Tymczasem regularne przyjmowanie leków na astmę łagodzi przebieg choroby i pozwala pacjentom wieść normalne życie. Dowodzi tego fakt, że wśród dzieci ze stabilną astmą niemal 70 proc. przestrzega schematów leczenia, a wśród dzieci, które wymagają dodatkowych kortykosteroidów doustnych - odsetek ten wynosi niecałe 14 proc.
Z badań, które prezentował dr Kardas wynika, że osoby nie stosujące się do zaleceń terapeutycznych zyskują na leczeniu tyle, co osoby nie leczone wcale. "Innymi słowy, mimo kosztów ponoszonych przez pacjenta i płatnika, czyli Narodowy Fundusz Zdrowia, nie uzyskuje się korzyści z podawania leku" - podkreślił dr Kardas. Co więcej, pacjenci ci częściej muszą korzystać z dodatkowych porad lekarskich, badań diagnostycznych i procedur leczniczych, częściej też trafiają do szpitala. Pociąga to za sobą ogromne dodatkowe wydatki.
Według dr. Kardasa, koszty nieprzestrzegania zaleceń terapeutycznych można ostrożnie szacować w Polsce na ok. 6 mld złotych rocznie, czyli dokładnie tyle, ile NFZ wydaje na całą podstawową opiekę zdrowotną.
Do zaleceń lekarskich nie stosują się zarówno osoby z chorobami przewlekłymi, jak nadciśnienie czy cukrzyca, które długo nie dają objawów, ale też z infekcjami, które powodują złe samopoczucie. Z badań, które prowadzi dr Kardas wynika, że aż 40 proc. pacjentów nie zażywa antybiotyków zgodnie ze wskazaniem lekarza.
- Pacjenci nie stosują leków prawidłowo nawet wtedy, gdy są w pełni świadomi groźnych skutków takiego postępowania. Przykładem tego jest fakt, że główną przyczyną odrzucania przeszczepów jest właśnie nieprzyjmowanie przez pacjentów leków immunosupresyjnych - powiedział dr Kardas.
Według niego, pacjenci albo wcale nie wykupują przepisanych leków, albo przerywają ich zażywanie po pierwszym opakowaniu, albo zażywają od czasu do czasu, bądź wcale. - A trzeba pamiętać, że lek stojący na półce nie działa - zaznaczył dr Kardas. Specjalista jest pionierem badań na temat przestrzegania zaleceń terapeutycznych w Polsce; laureatem VI edycji konkursu Fundacji na rzecz Wspierania Rozwoju Polskiej Farmacji i Medycyny. Obecnie kieruje europejskim projektem badawczym, który ma ocenić przeszkody na drodze do przestrzegania zaleceń terapii. Projekt jest realizowany w ramach 7. Programu Ramowego UE.

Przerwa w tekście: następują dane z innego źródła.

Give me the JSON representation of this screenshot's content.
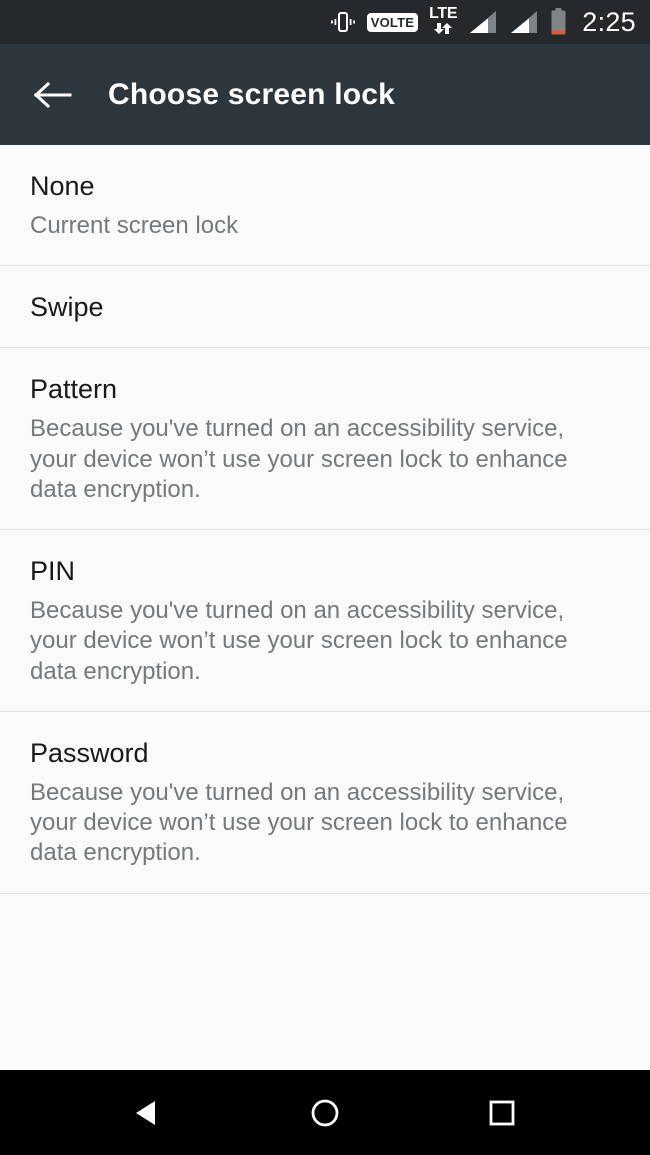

Jak ocenił prof. Kuna, aby poprawić przestrzeganie zaleceń lekarskich wśród pacjentów powinno się wprowadzić prostsze schematy leczenia, zminimalizować liczbę zażywanych leków (np. podawać dwa leki w jednym inhalatorze) oraz edukować chorych. Z badań, które przeprowadził specjalista wynika, że po trzech miesiącach programu edukacyjnego wśród pacjentów z astmą aż 70 proc. z nich zaczęło regularnie brać leki.
Prof. Zbiniew Gaciong z Uniwersytetu Medycznego w Warszawie przypomniał, że ostatnio ukazały się wyniki badań nad indyjską pigułką Polycap zawierającą 5 różnych leków na choroby układu krążenia. Okazało się, że zażywanie jednej pigułki dziennie może obniżać ryzyko zawału o 60 proc., a ryzyko udaru o 50 proc.
Obecni na konferencji specjaliści wskazywali też, że stosowanie się pacjentów do zaleceń terapeutycznych zależy w dużym stopniu od postawy i zdolności komunikacyjnych lekarza. Niewskazane jest na przykład straszenie chorych, bo jak wskazują badania, nie przynosi to dobrych efektów, zaznaczył prof. Gaciong.